In this example, it seems quite plausible that there’s a (logico-causal) reason for the regularity, so that in the logical counterfactual where you act differently, your reference class also acts somewhat differently. Say you’re Scottish, and 10% of Scots read a particular fairy tale growing up, and this is connected with why you two-box. Then in the counterfactual in which you one-box, it is quite possible that those 10% also one-box. Of course, this greatly weakens the connection between Omega’s prediction and your action; perhaps the change of 10% is not enough to tip the scales in Omega’s prediction.
But, without any account of Y&S’s notion of subjunctive counterfactuals, we just have no way of assessing whether that’s true or not. Y&S note that specifying an account of their notion of counterfactuals is an ‘open problem,’ but the problem is much deeper than that. Without such an account, it becomes completely indeterminate what follows from FDT, even in the core examples that are supposed to motivate it — and that makes FDT not a new decision theory so much as a promissory note.
In the TDT document, Eliezer addresses this concern by pointing out that CDT also takes a description of the causal structure of a problem as given, begging the question of how we learn causal counterfactuals. In this regard, FDT and CDT are on the same level of promissory-note-ness.
It might, of course, be taken as much more plausible that a technique of learning the physical-causal structure can be provided, in contrast to a technique which learns the logical-counterfactual structure.
I want to inject a little doubt about which is easier. If a robot is interacting with an exact simulation of itself (in an iterated prisoner’s dilemma, say), won’t it be easier to infer that it directly controls the copy than it is to figure out that the two are running on different computers and thus causally independent?
Put more generally: logical uncertainty has to be handled one way or another; it cannot be entirely put aside.
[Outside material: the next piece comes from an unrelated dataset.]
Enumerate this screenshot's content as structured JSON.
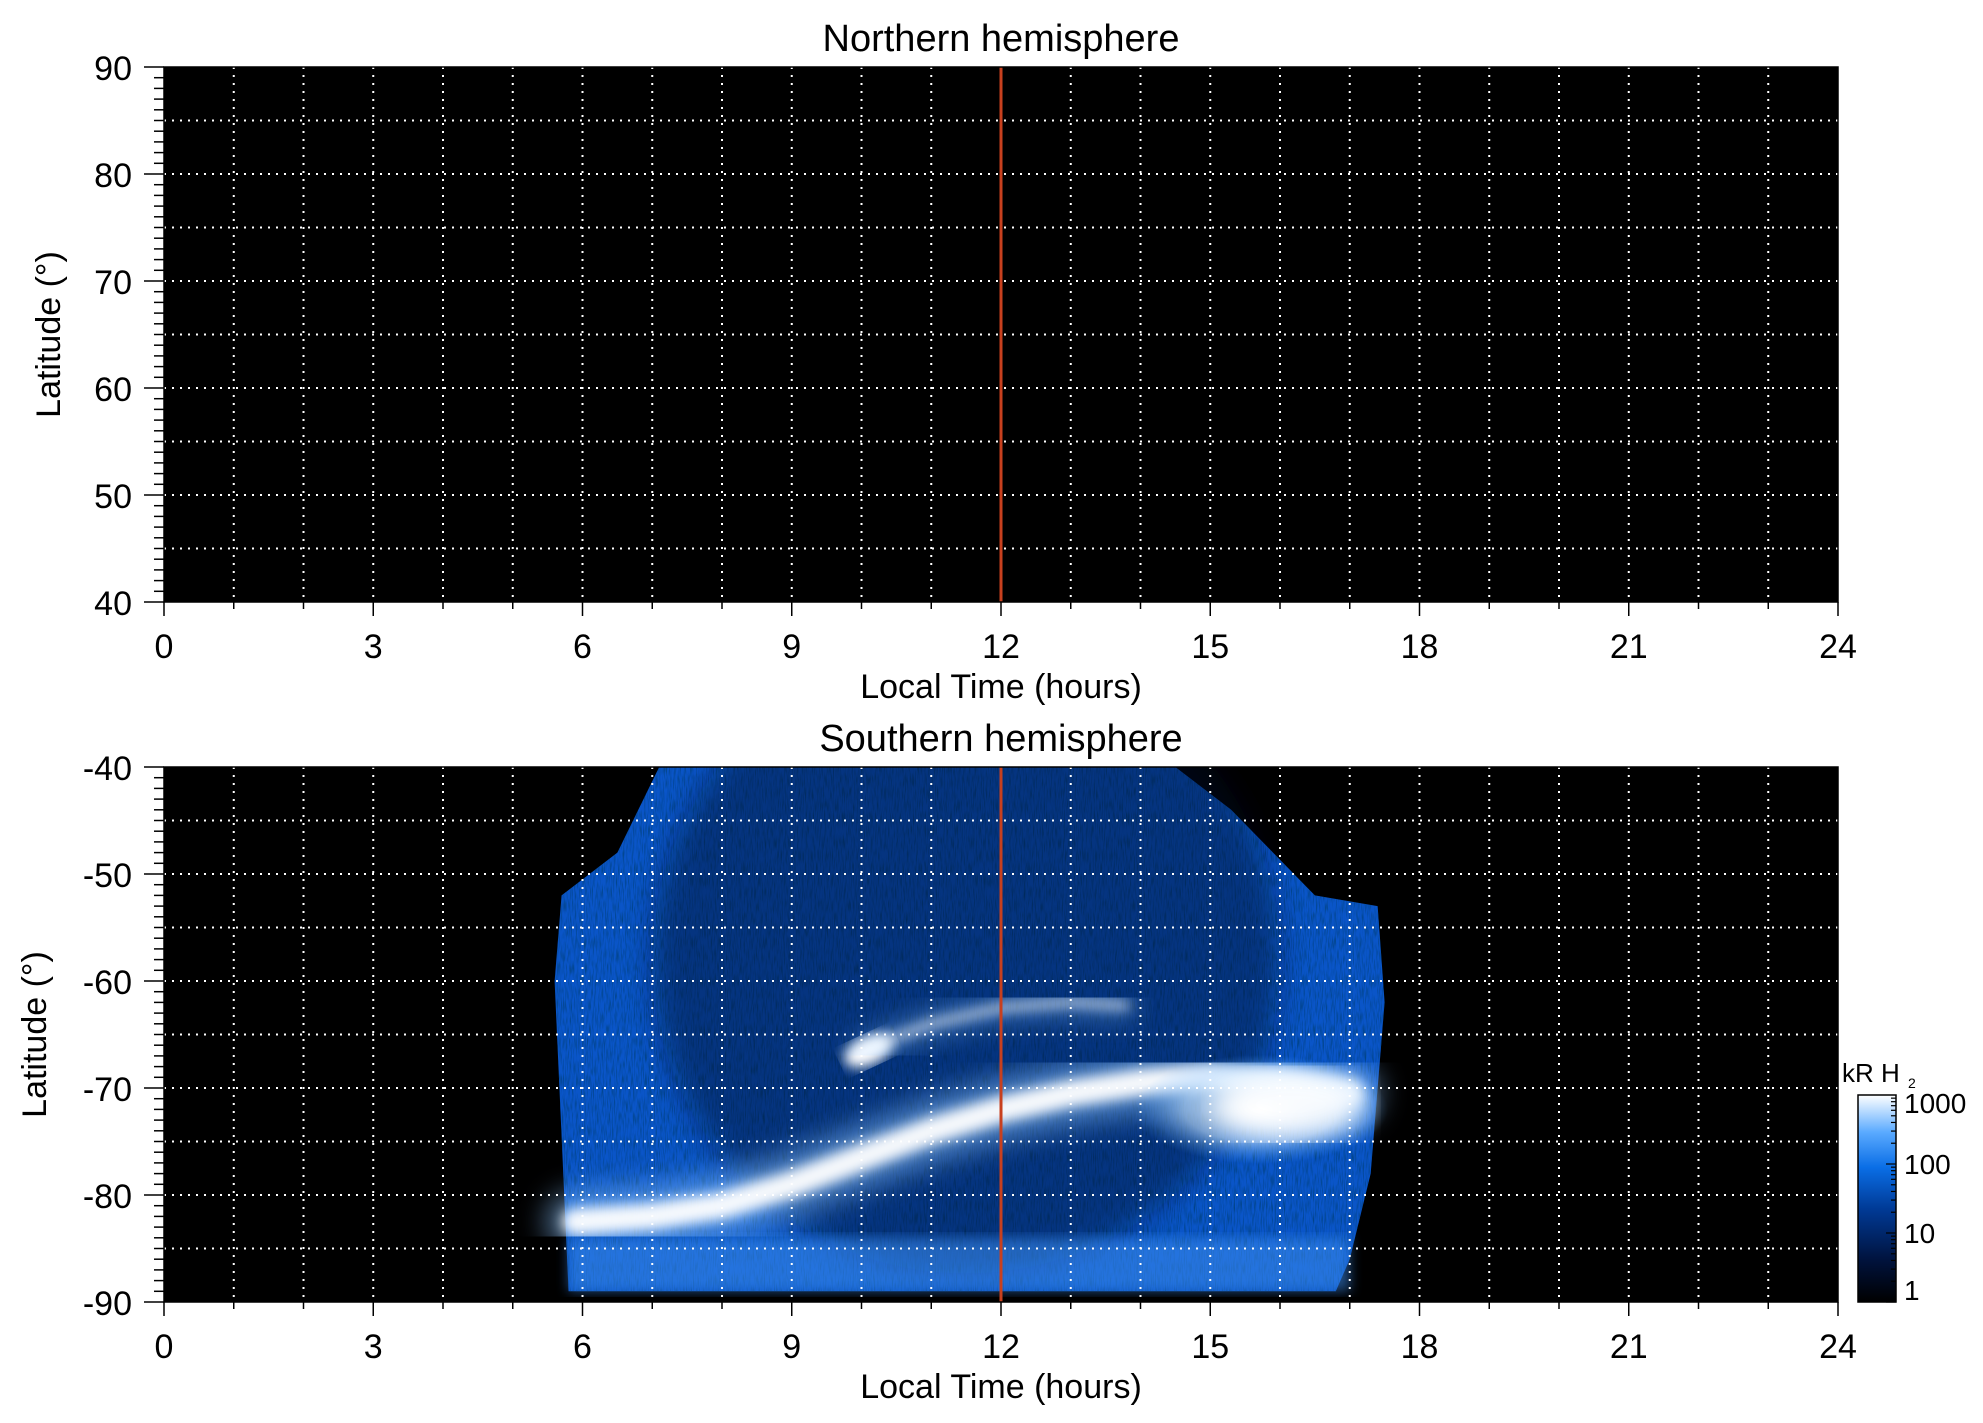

Existing methods of testing causality are not designed to deal with it. It stands to reason that such methods applied naively to cases including logical uncertainty would treat such uncertainty like physical uncertainty, and therefore tend to produce logical-counterfactual structure. This would not necessarily be very good for FDT purposes, being the result of unprincipled accident—and the concern for FDT’s counterfactuals is that there may be no principled foundation. Still, I tend to think that other decision theories merely brush the problem under the rug, and actually have to deal with logical counterfactuals one way or another.
Indeed, on the most plausible ways of cashing this out, it doesn’t give the conclusions that Y&S would want. If I imagine the closest world in which 6288 + 1048 = 7336 is false (Y&S’s example), I imagine a world with laws of nature radically unlike ours — because the laws of nature rely, fundamentally, on the truths of mathematics, and if one mathematical truth is false then either (i) mathematics as a whole must be radically different, or (ii) all mathematical propositions are true because it is simple to prove a contradiction and every propositions follows from a contradiction.
To this I can only say again that FDT’s problem of defining counterfactuals seems not so different to me from CDT’s problem. A causal decision theorist should be able to work in a mathematical universe; indeed, this seems rather consistent with the ontology of modern science, though not forced by it. I find it implausible that a CDT advocate should have to deny Tegmark’s mathematical universe hypothesis, or should break down and be unable to make decisions under the supposition. So, physical counterfactuals seem like they have to be at least capable of being logical counterfactuals (perhaps a different sort of logical counterfactual than FDT would use, since physical counterfactuals are supposed to give certain different answers, but a sort of logical counterfactual nonetheless).
(But this conclusion is far from obvious, and I don’t expect ready agreement that CDT has to deal with this.)